Health officials around the world remain troubled by mutations of the novel coronavirus.

British researchers now believe a variant first discovered in the UK is not only more transmissible but also more deadly.

“When the British investigators looked more closely at the death rate of a certain age group they found that it was 1 per thousand, we’ll say, and then it went up to 1.3 per thousand in a certain group. So that’s a significant increase,” Dr.
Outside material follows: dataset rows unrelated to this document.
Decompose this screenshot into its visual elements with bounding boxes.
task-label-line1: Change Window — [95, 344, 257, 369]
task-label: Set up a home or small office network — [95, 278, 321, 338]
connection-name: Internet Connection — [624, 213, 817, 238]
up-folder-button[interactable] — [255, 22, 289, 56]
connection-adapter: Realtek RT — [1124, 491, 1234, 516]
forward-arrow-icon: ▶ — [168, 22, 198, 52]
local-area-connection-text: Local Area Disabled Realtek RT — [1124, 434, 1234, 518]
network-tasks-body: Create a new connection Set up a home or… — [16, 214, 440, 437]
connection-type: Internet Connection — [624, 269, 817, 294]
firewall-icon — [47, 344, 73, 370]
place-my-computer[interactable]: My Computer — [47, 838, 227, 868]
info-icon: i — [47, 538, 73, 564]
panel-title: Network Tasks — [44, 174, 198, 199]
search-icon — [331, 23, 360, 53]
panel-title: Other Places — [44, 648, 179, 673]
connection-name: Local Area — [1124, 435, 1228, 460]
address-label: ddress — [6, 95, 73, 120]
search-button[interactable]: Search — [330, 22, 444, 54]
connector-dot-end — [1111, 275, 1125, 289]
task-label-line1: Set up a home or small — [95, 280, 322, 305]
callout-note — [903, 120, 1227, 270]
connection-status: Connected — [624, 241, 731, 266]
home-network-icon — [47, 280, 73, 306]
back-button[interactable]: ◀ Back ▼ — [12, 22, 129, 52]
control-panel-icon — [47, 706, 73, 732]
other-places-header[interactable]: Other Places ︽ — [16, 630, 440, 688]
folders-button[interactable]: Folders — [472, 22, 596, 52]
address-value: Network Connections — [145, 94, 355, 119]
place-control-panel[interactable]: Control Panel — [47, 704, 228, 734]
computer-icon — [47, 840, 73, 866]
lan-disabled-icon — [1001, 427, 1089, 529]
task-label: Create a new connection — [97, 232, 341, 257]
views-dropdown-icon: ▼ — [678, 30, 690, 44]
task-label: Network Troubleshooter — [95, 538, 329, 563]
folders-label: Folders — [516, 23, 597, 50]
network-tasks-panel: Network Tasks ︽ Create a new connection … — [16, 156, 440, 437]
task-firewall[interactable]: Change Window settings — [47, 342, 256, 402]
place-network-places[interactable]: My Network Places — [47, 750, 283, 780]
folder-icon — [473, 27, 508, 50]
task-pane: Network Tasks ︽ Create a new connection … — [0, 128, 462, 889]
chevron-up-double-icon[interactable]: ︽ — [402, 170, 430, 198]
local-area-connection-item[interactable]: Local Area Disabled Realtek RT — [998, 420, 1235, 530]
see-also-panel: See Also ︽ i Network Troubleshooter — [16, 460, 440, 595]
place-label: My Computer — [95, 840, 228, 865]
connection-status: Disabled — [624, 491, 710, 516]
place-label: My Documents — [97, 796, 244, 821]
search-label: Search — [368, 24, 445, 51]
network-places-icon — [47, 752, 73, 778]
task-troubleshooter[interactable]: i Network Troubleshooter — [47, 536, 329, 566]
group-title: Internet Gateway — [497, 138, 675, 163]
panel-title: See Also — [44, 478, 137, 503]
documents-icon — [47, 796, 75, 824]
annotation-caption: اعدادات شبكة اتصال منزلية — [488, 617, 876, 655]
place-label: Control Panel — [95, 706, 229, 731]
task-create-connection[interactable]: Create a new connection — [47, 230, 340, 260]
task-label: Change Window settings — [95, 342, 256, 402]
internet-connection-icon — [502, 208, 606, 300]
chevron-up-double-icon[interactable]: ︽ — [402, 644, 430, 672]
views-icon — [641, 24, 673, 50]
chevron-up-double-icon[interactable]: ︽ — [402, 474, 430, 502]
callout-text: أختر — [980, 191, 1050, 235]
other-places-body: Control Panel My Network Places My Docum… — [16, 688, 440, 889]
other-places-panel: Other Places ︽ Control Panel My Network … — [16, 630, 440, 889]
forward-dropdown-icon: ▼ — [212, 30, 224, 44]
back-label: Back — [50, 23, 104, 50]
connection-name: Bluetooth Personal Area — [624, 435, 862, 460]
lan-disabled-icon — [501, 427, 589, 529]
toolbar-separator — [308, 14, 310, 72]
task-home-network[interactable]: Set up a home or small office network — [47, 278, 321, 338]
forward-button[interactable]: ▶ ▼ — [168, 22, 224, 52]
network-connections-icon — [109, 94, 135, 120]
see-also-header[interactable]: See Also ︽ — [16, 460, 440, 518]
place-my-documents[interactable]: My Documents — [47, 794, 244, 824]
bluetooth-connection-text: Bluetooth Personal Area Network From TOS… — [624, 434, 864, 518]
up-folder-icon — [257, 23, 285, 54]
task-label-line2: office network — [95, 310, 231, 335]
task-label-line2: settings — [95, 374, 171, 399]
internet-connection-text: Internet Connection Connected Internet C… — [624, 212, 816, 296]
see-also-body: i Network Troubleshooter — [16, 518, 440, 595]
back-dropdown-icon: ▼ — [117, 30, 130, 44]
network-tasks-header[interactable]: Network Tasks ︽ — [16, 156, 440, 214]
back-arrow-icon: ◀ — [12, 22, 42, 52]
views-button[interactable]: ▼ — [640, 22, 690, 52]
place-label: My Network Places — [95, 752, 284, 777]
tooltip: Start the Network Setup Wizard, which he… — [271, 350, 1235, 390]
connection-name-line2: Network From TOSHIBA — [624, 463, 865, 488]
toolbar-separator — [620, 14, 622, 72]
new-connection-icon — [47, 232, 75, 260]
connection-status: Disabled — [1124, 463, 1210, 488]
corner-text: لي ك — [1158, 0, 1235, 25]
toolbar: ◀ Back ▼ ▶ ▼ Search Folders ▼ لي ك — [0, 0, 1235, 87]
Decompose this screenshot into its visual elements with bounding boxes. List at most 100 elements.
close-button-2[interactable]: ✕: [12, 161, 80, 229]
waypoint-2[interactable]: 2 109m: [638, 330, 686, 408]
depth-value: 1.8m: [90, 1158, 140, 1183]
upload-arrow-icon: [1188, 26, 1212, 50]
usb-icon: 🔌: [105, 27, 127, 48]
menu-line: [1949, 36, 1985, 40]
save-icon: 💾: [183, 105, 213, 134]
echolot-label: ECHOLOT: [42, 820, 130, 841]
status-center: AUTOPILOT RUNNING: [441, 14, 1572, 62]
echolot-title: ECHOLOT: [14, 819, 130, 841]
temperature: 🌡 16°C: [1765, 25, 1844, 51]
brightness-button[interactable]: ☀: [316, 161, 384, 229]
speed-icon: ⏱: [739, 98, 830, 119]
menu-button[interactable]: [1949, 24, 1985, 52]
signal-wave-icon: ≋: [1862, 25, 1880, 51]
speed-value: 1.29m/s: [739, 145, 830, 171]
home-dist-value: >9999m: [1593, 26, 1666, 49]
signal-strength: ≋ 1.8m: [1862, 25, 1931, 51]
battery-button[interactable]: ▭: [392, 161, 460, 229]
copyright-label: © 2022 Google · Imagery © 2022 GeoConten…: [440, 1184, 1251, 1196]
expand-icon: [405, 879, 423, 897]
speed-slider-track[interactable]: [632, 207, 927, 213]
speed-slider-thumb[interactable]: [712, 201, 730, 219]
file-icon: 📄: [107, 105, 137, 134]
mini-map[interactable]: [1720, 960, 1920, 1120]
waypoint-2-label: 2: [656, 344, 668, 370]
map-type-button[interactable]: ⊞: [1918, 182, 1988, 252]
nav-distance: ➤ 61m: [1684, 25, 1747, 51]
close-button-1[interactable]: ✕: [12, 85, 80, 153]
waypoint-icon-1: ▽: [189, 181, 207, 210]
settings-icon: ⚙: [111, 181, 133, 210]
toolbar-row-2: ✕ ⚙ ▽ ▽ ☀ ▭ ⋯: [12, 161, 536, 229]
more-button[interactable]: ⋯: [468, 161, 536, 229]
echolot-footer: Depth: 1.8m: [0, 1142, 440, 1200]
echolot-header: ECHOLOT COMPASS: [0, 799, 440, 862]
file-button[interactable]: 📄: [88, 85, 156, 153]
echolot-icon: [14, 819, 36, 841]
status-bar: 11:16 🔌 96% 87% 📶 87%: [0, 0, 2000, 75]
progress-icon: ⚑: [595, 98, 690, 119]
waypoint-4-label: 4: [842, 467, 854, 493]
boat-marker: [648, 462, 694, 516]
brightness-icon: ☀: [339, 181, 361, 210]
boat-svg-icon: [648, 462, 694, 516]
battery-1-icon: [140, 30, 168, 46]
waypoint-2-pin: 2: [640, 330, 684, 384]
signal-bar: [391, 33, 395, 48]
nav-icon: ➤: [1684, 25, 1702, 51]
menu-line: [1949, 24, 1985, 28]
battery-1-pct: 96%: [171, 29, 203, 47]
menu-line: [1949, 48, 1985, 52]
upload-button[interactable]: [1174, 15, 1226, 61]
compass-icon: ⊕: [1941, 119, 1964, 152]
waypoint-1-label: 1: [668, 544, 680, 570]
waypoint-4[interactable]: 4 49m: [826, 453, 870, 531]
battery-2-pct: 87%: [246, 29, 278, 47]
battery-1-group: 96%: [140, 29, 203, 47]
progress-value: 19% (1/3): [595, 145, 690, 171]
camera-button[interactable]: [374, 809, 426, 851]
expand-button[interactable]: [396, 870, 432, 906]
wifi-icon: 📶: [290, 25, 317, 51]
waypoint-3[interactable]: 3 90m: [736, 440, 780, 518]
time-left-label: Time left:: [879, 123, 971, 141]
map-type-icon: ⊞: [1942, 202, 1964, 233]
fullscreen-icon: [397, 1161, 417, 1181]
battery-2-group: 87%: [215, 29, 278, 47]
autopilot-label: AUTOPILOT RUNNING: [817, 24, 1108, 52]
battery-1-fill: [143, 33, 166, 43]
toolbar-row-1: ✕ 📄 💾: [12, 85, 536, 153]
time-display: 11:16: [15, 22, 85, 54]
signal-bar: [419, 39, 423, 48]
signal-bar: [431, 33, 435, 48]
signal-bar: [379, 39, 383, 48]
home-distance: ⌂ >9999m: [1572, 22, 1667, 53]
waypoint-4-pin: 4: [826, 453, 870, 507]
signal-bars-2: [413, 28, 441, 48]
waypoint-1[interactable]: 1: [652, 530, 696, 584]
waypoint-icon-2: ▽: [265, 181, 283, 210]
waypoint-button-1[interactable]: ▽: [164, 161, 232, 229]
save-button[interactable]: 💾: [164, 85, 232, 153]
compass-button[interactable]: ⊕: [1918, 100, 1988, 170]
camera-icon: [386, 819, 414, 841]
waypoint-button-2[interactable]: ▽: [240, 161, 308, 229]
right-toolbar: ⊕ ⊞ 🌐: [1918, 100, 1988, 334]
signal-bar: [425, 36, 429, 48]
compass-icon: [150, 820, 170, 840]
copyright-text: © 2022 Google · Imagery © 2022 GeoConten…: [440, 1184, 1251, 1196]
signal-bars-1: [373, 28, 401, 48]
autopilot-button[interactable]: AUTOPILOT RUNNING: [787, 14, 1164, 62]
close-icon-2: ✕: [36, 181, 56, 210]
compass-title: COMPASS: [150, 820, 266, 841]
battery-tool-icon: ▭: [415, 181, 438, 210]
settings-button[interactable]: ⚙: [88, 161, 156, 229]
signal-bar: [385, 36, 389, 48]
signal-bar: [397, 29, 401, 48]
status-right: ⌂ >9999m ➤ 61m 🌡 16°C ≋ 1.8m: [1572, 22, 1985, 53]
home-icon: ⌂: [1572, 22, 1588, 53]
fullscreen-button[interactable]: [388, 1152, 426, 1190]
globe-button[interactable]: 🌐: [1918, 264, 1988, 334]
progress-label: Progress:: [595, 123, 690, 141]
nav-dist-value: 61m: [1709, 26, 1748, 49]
Anthony Fauci, chief medical advisor to President Biden told CBS News.

“So we have to assume now that what has been circulating dominantly in the UK does have a certain degree in increase in what we call virulence, namely the power of the virus to cause more damage including death.”

The B.1.1.7 strain has now been found in 22 states, with 72 cases in California, but the U.S. has been criticized often for not doing enough sequencing of COVID samples.

Stanford University infectious disease expert Dr. Yvonne Maldonado says research on the UK variant is incomplete but troubling.

“At this point all we know is that the vaccine prevents disease, not infection. We don’t know that… the vaccines are not a pass to stop doing all of the distancing and masking and hand hygiene. Because if we don’t continue to do that, then you’re allowing the virus, whether it’s a variant or not, to continue to spread from person to person and just give it more opportunities to develop more mutations.”

Moderna announced Monday that very early research indicates its vaccine still provides significant protection against the UK variant, but not against a variant discovered in South Africa. The company is working to develop a booster that will protect against the South African strain.